Problems in Semitic NLP:
Hebrew Vocalization Using HMMs

Leonid Kontorovich

Princeton University

Supervisor: Daniel Lee
Abstract

Semitic languages present a special problem to Natural Language Processing in that most of the vowels are omitted from written prose. Thus a natural (and often necessary) preprocessing step for Semitic text is vocalization (or “pointing”) of the text: filling in the vowels and diacritical marks. Unvocalized Hebrew contains many more ambiguities than English text; conversely, vocalized Hebrew is considerably less ambiguous than English. The vocalized text could then be fed into parsers, translators, text-to-speech engines, or simply taken as the end product (for young children and beginners). This paper demonstrates that Hidden Markov Models may be a useful tool for vocalization, and evaluates some existing approaches to this problem.

1. Introduction

Natural Language Processing is largely aimed at automating various language related tasks that are presently performed by humans. These include intelligent searching (as opposed to simple pattern matching), text-to-speech, speech recognition, to list a few. One of the greatest obstacles to processing language is its inherent ambiguity. Human speakers and readers rarely encounter this obstacle (and when they do, it often becomes a source of amusement). Because of priming, contextual analysis, a feel for likelihood, and other processes that are not well understood, humans manage to ignore the “irrelevant” possible interpretations of an utterance and tend to zero in on a single one. If an automated system is to execute the intended command, it too must choose the “right” interpretation out of a number of possibilities.

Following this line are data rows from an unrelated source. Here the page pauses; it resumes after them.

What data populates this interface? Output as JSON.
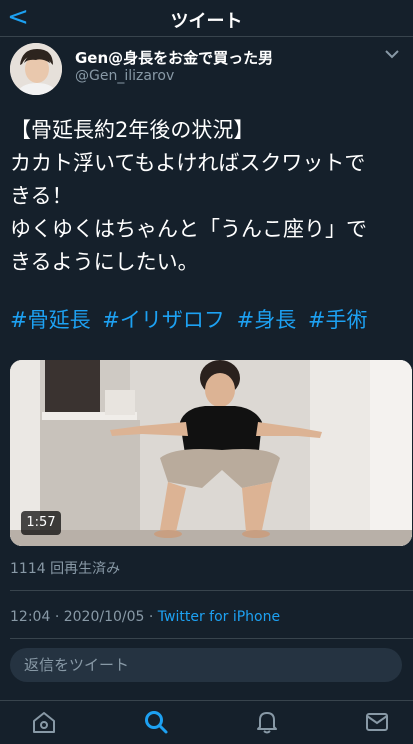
{
  "header": {
    "back_label": "<",
    "title": "ツイート"
  },
  "author": {
    "name": "Gen@身長をお金で買った男",
    "handle": "@Gen_ilizarov"
  },
  "tweet": {
    "text": "【骨延長約2年後の状況】\nカカト浮いてもよければスクワットで\nきる！\nゆくゆくはちゃんと「うんこ座り」で\nきるようにしたい。",
    "hashtags": [
      "#骨延長",
      "#イリザロフ",
      "#身長",
      "#手術"
    ]
  },
  "video": {
    "duration": "1:57",
    "views": "1114 回再生済み"
  },
  "meta": {
    "time": "12:04",
    "date": "2020/10/05",
    "client": "Twitter for iPhone"
  },
  "reply": {
    "placeholder": "返信をツイート"
  },
  "tabs": [
    {
      "icon": "home-icon"
    },
    {
      "icon": "search-icon"
    },
    {
      "icon": "notifications-icon"
    },
    {
      "icon": "messages-icon"
    }
  ],
  "colors": {
    "background": "#15202b",
    "accent": "#1da1f2",
    "muted": "#8899a6",
    "divider": "#38444d"
  }
}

It so happens that Semitic written languages have an additional ambiguity that roughly amounts to the vowels being omitted from the text. This understandably increases the number of interpretations an utterance could have. Conversely, when all the vowel-markers are included in the text, it becomes a good deal less ambiguous than English.

It is thus a very natural preprocessing step to supply the vowel-markers to Semitic text. It would certainly aid in parsing and translation, and seems indispensable in text-to-speech. Since beginners find it easier to have the vowel-markers, adding them to the text need not be merely a preprocessing step but may be taken as a goal in itself.

Let us briefly define morphology as the system of deriving related words from a root. We observe that the English verb system has a relatively simple morphology: a typical verb may only take four inflected forms (“walk”, “walks”, “walked”, “walking”). It is thus quite feasible to build a dictionary of English verbs in all possible conjugations. In other languages, however, a verb can take on hundreds of inflected forms. This makes it impractical to store every verbal form in a dictionary, and necessitates a morphological analyzer.

The Indo-European languages have a morphology that is markedly different from the Semitic languages. I.E. morphology may be called linear (or concatenative), in the sense that words are derived from a root by affixing prefixes and suffixes to the basically unchanging stem. (To cite an example from English, observe how the root *solu- gives rise to soluble, solution, dissolve, resolve, etc.) New words are coined and derived according to this principle (e.g., pasteurize, pasteurization).

The Semitic languages, on the other hand, have a morphology that has been called nonlinear (or nonconcatenative). The root consists of a group of consonants (usually three or four), and depending on the inflection paradigm, different vowels are inserted between these root consonants.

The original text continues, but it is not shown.